I appreciate all the replies and hope they help someone else out who has the same issue crop up. Be sure to test from other machines on the LAN.
I’ve found that configuraion somewhere searching with google, it seems that should create a NAT hairpin valid for all my LAN subnet. But also this is not working in my case.
Do you have any suggestion?
Am I missing something?
has anyone mastered this yet?
it works for me “kind of” the hairpin ability works, and the outside in works, but the issue i am having is anything that has a hairpin defined, all the connections show as coming from that IP, not the users external ip address, and network to network traffic (non-nat) translate to the public ip as well. which is rather frustrating when the PBX gets a tone of invalid requests from the outside and i try to login and it locks me out as well.
I am guessing additional filtering is needed on the hairpin to only translate on local subnet?
Trust me to Necro a thread, but I thought I might just follow this up for anyone else following along.
You have to be careful with Hairpinning because if you don’t properly do the “source” NAT, you end up translating ALL traffic if you’re doing pinholing, to your Internal IP. This means you can’t tell the real source IP of any traffic coming in, attacker or otherwise.

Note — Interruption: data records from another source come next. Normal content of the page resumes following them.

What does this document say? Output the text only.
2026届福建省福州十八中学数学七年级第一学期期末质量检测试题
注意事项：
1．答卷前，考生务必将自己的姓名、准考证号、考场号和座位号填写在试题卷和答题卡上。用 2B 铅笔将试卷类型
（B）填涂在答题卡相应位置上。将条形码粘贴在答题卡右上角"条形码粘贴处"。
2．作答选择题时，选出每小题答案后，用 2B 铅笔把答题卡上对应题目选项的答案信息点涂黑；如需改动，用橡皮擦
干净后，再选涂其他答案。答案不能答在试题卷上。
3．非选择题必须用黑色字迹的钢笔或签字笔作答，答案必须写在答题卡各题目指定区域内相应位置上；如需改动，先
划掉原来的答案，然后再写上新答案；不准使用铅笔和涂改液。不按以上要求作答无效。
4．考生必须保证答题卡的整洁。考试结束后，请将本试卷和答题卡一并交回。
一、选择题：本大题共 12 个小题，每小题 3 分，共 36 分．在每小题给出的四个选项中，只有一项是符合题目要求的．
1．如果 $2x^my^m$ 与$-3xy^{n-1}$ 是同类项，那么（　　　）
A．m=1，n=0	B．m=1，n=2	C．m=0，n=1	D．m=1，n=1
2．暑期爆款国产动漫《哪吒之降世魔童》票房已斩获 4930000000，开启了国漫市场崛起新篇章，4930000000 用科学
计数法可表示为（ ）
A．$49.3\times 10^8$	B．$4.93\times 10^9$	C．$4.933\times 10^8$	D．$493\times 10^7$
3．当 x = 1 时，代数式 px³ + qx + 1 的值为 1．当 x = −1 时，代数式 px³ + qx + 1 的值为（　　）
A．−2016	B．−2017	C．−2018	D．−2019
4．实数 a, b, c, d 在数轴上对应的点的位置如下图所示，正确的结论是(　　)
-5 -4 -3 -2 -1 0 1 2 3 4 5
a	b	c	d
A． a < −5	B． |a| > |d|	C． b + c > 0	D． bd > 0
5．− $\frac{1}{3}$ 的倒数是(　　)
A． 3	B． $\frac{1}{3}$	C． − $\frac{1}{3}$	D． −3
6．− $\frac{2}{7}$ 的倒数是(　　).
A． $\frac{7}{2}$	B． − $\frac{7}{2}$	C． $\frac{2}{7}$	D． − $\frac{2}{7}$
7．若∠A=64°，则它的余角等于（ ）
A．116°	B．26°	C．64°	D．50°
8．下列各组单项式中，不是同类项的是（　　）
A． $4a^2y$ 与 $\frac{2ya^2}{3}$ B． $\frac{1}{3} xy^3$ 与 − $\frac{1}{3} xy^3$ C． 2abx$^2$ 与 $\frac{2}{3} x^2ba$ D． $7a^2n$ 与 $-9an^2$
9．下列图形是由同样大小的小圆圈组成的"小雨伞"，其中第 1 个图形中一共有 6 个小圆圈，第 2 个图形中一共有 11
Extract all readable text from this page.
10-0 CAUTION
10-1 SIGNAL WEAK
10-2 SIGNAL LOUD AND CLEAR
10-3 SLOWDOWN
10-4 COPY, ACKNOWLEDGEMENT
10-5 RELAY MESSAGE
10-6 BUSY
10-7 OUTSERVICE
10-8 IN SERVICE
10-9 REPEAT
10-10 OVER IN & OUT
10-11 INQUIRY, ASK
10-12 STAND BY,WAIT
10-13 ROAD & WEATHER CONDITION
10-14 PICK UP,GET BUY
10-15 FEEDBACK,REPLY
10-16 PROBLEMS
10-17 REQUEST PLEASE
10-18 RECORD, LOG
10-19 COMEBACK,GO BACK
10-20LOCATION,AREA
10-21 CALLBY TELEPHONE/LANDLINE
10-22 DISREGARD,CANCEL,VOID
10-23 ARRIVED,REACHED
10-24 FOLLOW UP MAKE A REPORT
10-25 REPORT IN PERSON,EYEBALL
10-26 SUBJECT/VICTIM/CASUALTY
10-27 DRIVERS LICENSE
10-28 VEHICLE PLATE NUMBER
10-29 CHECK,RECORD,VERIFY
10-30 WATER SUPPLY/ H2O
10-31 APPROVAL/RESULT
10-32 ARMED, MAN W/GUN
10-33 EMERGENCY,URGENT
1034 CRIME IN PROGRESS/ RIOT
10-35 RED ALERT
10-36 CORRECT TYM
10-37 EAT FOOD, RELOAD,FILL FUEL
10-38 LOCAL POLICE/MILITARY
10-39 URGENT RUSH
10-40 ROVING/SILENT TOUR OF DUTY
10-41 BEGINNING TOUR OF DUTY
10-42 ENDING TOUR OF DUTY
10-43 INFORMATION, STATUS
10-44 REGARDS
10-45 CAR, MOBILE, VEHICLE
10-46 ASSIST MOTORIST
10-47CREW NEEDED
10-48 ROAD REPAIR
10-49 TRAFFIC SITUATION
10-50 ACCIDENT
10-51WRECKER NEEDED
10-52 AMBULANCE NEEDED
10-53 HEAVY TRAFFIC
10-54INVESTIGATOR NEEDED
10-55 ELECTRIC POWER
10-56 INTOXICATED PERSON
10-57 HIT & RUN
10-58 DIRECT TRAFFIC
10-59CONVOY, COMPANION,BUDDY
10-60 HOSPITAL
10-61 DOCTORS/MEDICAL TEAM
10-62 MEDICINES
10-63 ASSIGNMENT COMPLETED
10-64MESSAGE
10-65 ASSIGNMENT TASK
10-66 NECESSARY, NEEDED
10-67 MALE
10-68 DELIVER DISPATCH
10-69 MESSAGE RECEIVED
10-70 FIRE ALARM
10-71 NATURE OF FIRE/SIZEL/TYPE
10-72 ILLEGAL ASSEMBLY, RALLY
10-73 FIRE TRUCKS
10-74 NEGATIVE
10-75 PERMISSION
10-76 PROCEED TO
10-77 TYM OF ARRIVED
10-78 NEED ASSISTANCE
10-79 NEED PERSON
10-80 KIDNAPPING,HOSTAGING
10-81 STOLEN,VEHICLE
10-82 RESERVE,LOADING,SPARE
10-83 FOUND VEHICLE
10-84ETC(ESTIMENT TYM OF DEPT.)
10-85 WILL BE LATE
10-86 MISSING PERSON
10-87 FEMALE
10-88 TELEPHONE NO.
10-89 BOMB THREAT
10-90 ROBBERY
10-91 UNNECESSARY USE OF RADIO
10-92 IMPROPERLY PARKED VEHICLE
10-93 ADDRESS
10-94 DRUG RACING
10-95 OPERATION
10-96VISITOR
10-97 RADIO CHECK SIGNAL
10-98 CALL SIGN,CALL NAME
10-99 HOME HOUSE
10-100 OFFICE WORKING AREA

You see this mentioned above by the post from @jesnofear.
So to do it properly:
[edit nat destination]
rule 200 {
description "Hairpin NAT for Home Assistant"
destination {
address <external IP/32>
port 8123
}
inbound-interface eth1 [This is my LAN Interface]
protocol tcp
translation {
address 192.168.0.7 [This is the Internal IP of my Home Assistant Instance]
}
}
[edit nat source]
rule 200 {
description "Hairpin NAT for Home Assistant"
destination {
address 192.168.0.7
port 8123
}
outbound-interface eth1
protocol tcp
source {
address 192.168.0.0/16 [THIS IS IMPORTANT!!!!]
}
translation {
address masquerade
}
}
If you don’t match on the source range of your Internal Interface on the “nat source” rule, you’ll find that all traffic coming into your box from external hits this rule too and it all gets rewritten to appear from the masquerade address (the primary IP Address interface of eth1).
This is bad because you can’t tell the true external IP anymore, and any internal IP Access listing you’ve got going on on a server won’t work.